Litigare col capo: fin dove si può spingere il dipendente? Cosa dice la legge
In generale, la critica, per potersi considerare permessa, deve essere moderata e non debordare in attacchi all’altrui decoro morale o professionale. Se per caso proviene da un dipendente, non può determinare pregiudizi economici al datore di lavoro.
Il tema è tanto più importante quanto più, oggi, si tende a usare i social media con una certa inconsapevolezza e faciloneria.
L’articolo uno dello Statuto dei Lavoratori ribadisce il principio per il quale i lavoratori hanno diritto di manifestare liberamente il proprio pensiero, nel rispetto dei principi della Costituzione.

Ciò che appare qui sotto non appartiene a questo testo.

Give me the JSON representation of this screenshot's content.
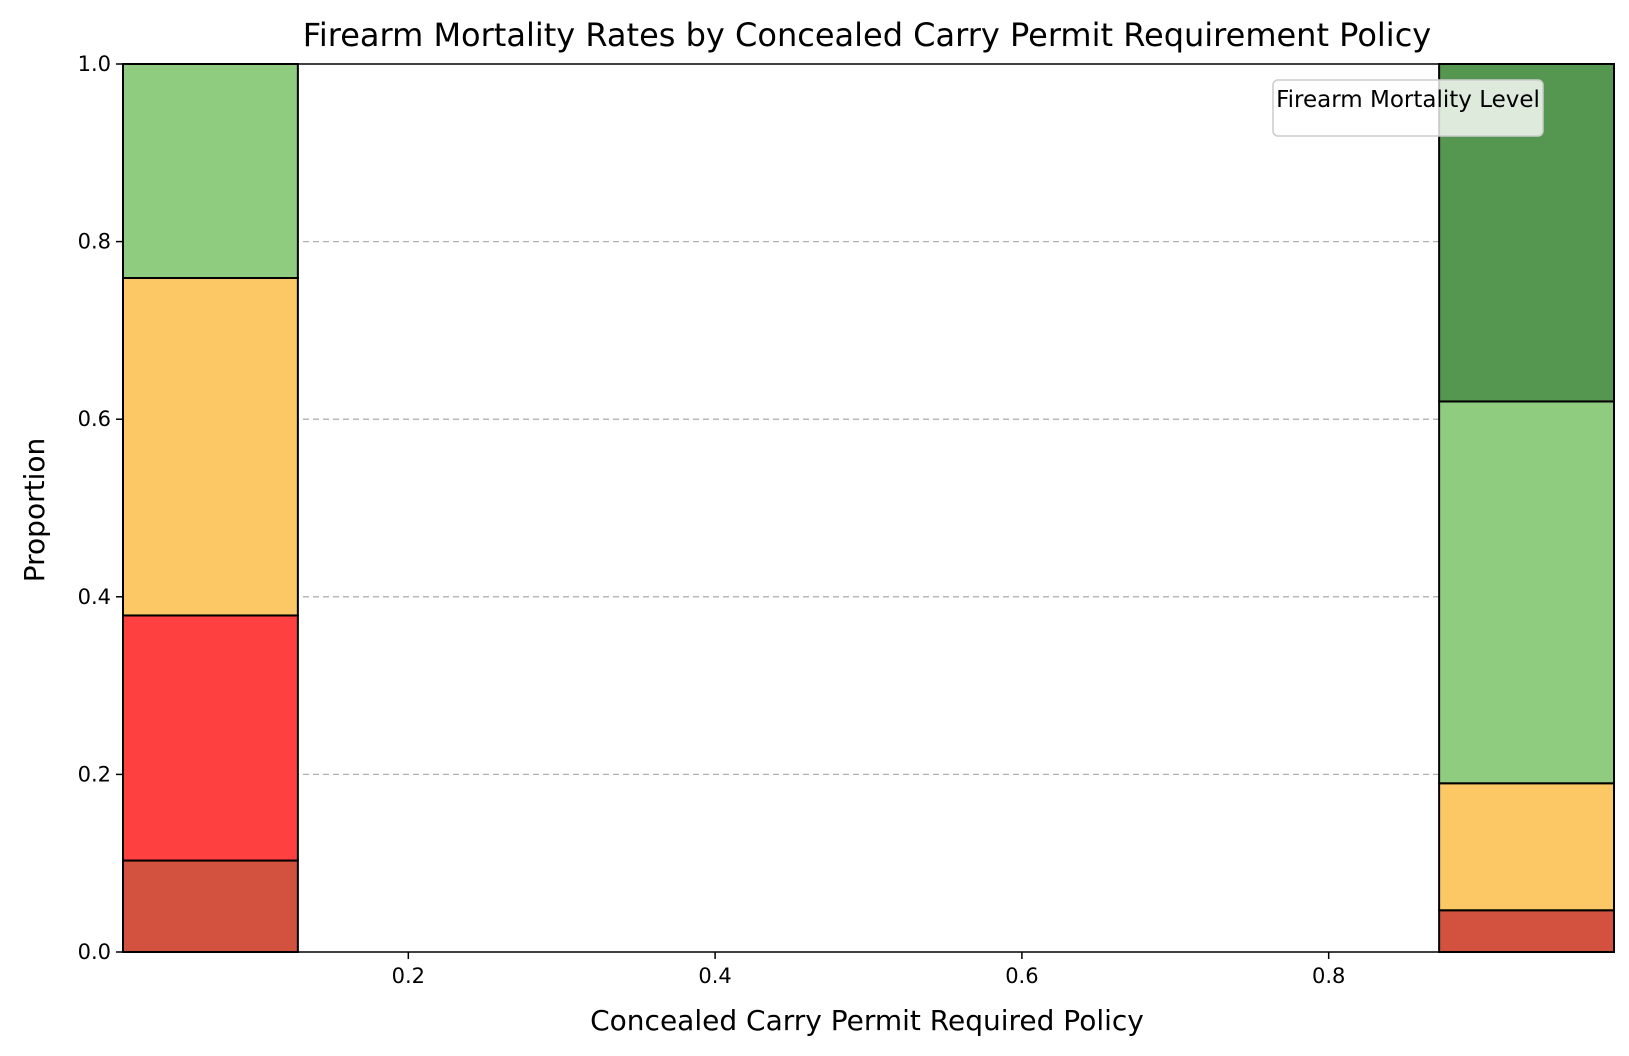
{
  "chart_data": {
    "type": "bar",
    "stacked": true,
    "title": "Firearm Mortality Rates by Concealed Carry Permit Requirement Policy",
    "xlabel": "Concealed Carry Permit Required Policy",
    "ylabel": "Proportion",
    "xlim": [
      0.014,
      0.986
    ],
    "ylim": [
      0,
      1.0
    ],
    "x_ticks": [
      "0.2",
      "0.4",
      "0.6",
      "0.8"
    ],
    "y_ticks": [
      "0.0",
      "0.2",
      "0.4",
      "0.6",
      "0.8",
      "1.0"
    ],
    "grid": "y-dashed",
    "legend": {
      "title": "Firearm Mortality Level",
      "placement": "top-right",
      "entries": []
    },
    "bins": [
      {
        "x_range": [
          0.014,
          0.128
        ]
      },
      {
        "x_range": [
          0.872,
          0.986
        ]
      }
    ],
    "segments_bottom_to_top": [
      {
        "bin": 0,
        "color": "#d3513f",
        "y_range": [
          0.0,
          0.103
        ]
      },
      {
        "bin": 0,
        "color": "#ff4040",
        "y_range": [
          0.103,
          0.379
        ]
      },
      {
        "bin": 0,
        "color": "#fbc865",
        "y_range": [
          0.379,
          0.759
        ]
      },
      {
        "bin": 0,
        "color": "#8fcc80",
        "y_range": [
          0.759,
          1.0
        ]
      },
      {
        "bin": 1,
        "color": "#d3513f",
        "y_range": [
          0.0,
          0.047
        ]
      },
      {
        "bin": 1,
        "color": "#fbc865",
        "y_range": [
          0.047,
          0.19
        ]
      },
      {
        "bin": 1,
        "color": "#8fcc80",
        "y_range": [
          0.19,
          0.62
        ]
      },
      {
        "bin": 1,
        "color": "#559650",
        "y_range": [
          0.62,
          1.0
        ]
      }
    ]
  }
}
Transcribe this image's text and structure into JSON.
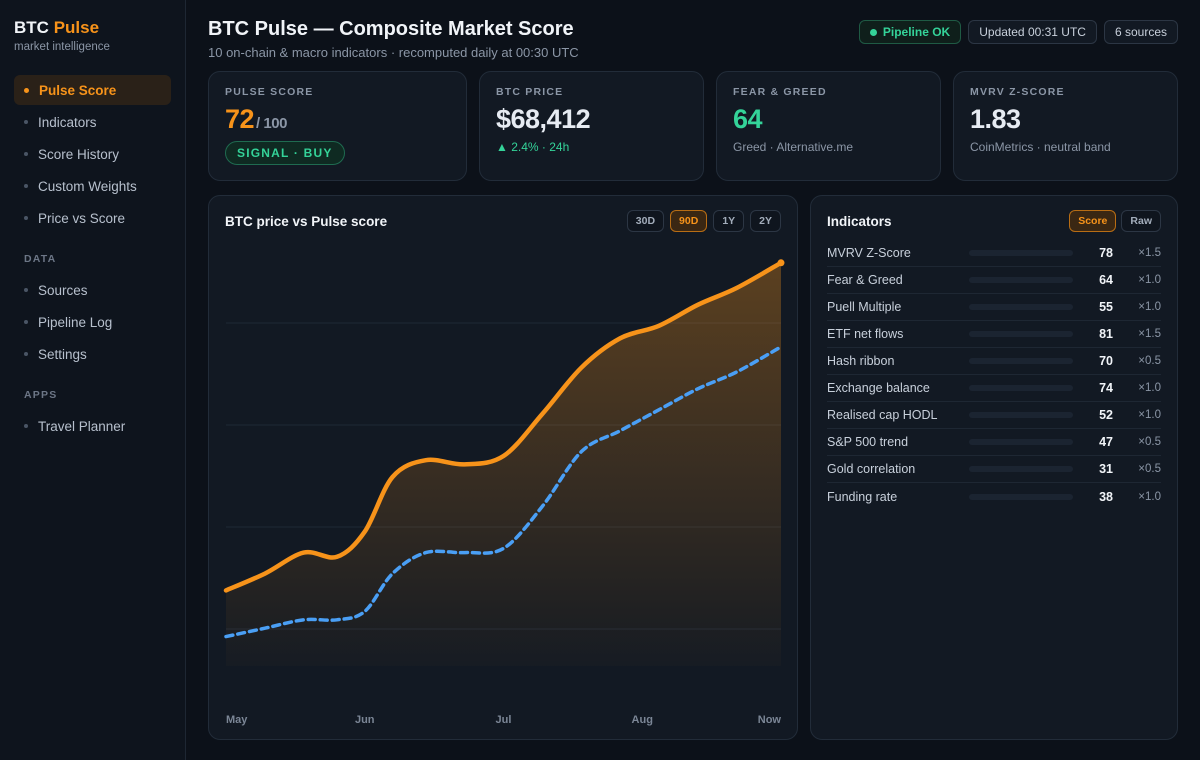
{
  "brand": {
    "name": "BTC",
    "accent": "Pulse",
    "subtitle": "market intelligence"
  },
  "nav": {
    "main": [
      {
        "label": "Pulse Score",
        "active": true
      },
      {
        "label": "Indicators"
      },
      {
        "label": "Score History"
      },
      {
        "label": "Custom Weights"
      },
      {
        "label": "Price vs Score"
      }
    ],
    "data_section": "DATA",
    "data": [
      {
        "label": "Sources"
      },
      {
        "label": "Pipeline Log"
      },
      {
        "label": "Settings"
      }
    ],
    "apps_section": "APPS",
    "apps": [
      {
        "label": "Travel Planner"
      }
    ]
  },
  "header": {
    "title": "BTC Pulse — Composite Market Score",
    "subtitle": "10 on-chain & macro indicators · recomputed daily at 00:30 UTC",
    "pipeline": "Pipeline OK",
    "updated": "Updated 00:31 UTC",
    "sources": "6 sources"
  },
  "kpis": {
    "pulse": {
      "label": "PULSE SCORE",
      "value": "72",
      "out_of": "/ 100",
      "signal": "SIGNAL · BUY"
    },
    "price": {
      "label": "BTC PRICE",
      "value": "$68,412",
      "change": "▲ 2.4% · 24h"
    },
    "fear": {
      "label": "FEAR & GREED",
      "value": "64",
      "sub": "Greed · Alternative.me"
    },
    "mvrv": {
      "label": "MVRV Z-SCORE",
      "value": "1.83",
      "sub": "CoinMetrics · neutral band"
    }
  },
  "chart": {
    "title": "BTC price vs Pulse score",
    "ranges": [
      "30D",
      "90D",
      "1Y",
      "2Y"
    ],
    "active_range": "90D"
  },
  "chart_data": {
    "type": "area",
    "title": "BTC price vs Pulse score",
    "x_labels": [
      "May",
      "Jun",
      "Jul",
      "Aug",
      "Now"
    ],
    "x": [
      0,
      0.07,
      0.14,
      0.2,
      0.25,
      0.3,
      0.36,
      0.43,
      0.5,
      0.57,
      0.64,
      0.71,
      0.78,
      0.85,
      0.92,
      1.0
    ],
    "series": [
      {
        "color": "#f7931a",
        "style": "solid-area",
        "values": [
          0.18,
          0.22,
          0.27,
          0.26,
          0.32,
          0.45,
          0.49,
          0.48,
          0.5,
          0.6,
          0.71,
          0.78,
          0.81,
          0.86,
          0.9,
          0.96
        ]
      },
      {
        "color": "#4a9ff5",
        "style": "dashed",
        "values": [
          0.07,
          0.09,
          0.11,
          0.11,
          0.13,
          0.22,
          0.27,
          0.27,
          0.28,
          0.38,
          0.51,
          0.56,
          0.61,
          0.66,
          0.7,
          0.76
        ]
      }
    ],
    "grid": true,
    "legend": "none"
  },
  "indicators": {
    "title": "Indicators",
    "toggle": [
      "Score",
      "Raw"
    ],
    "active_toggle": "Score",
    "rows": [
      {
        "name": "MVRV Z-Score",
        "score": 78,
        "weight": "×1.5",
        "color": "#22a06b"
      },
      {
        "name": "Fear & Greed",
        "score": 64,
        "weight": "×1.0",
        "color": "#22a06b"
      },
      {
        "name": "Puell Multiple",
        "score": 55,
        "weight": "×1.0",
        "color": "#f5a53a"
      },
      {
        "name": "ETF net flows",
        "score": 81,
        "weight": "×1.5",
        "color": "#22a06b"
      },
      {
        "name": "Hash ribbon",
        "score": 70,
        "weight": "×0.5",
        "color": "#22a06b"
      },
      {
        "name": "Exchange balance",
        "score": 74,
        "weight": "×1.0",
        "color": "#22a06b"
      },
      {
        "name": "Realised cap HODL",
        "score": 52,
        "weight": "×1.0",
        "color": "#f5a53a"
      },
      {
        "name": "S&P 500 trend",
        "score": 47,
        "weight": "×0.5",
        "color": "#f5a53a"
      },
      {
        "name": "Gold correlation",
        "score": 31,
        "weight": "×0.5",
        "color": "#d84545"
      },
      {
        "name": "Funding rate",
        "score": 38,
        "weight": "×1.0",
        "color": "#d84545"
      }
    ]
  },
  "colors": {
    "accent": "#f7931a",
    "positive": "#34d399",
    "secondary_series": "#4a9ff5"
  }
}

Resta però l’obbligo di fedeltà del dipendente (articolo 2105 del Codice civile). Ciò vuol dire che l’esercizio del diritto di critica va incontro a dei limiti. Il primo è il doveroso rispetto dell’onore e della reputazione del datore di lavoro.
In particolare, il dipendente deve: da un lato rispettare la verità dei fatti e dall’altro usare un linguaggio pacato e moderato (la cosiddetta «continenza»).
Non osservare questi limiti può far sì che il lavoratore possa essere: licenziato per giusta causa e/o querelato per diffamazione.
Le critiche sui social
Per le critiche sui social valgono esattamente le stesse regole che abbiamo appena descritto; il fatto di trovarci in uno spazio virtuale non vale a rendere tali anche le eventuali offese arrecate al nostro datore di lavoro: il fatto di usare questo strumento invece di mezzi più tradizionali non cambia per nulla la sostanza delle cose, quindi fate parecchia attenzione.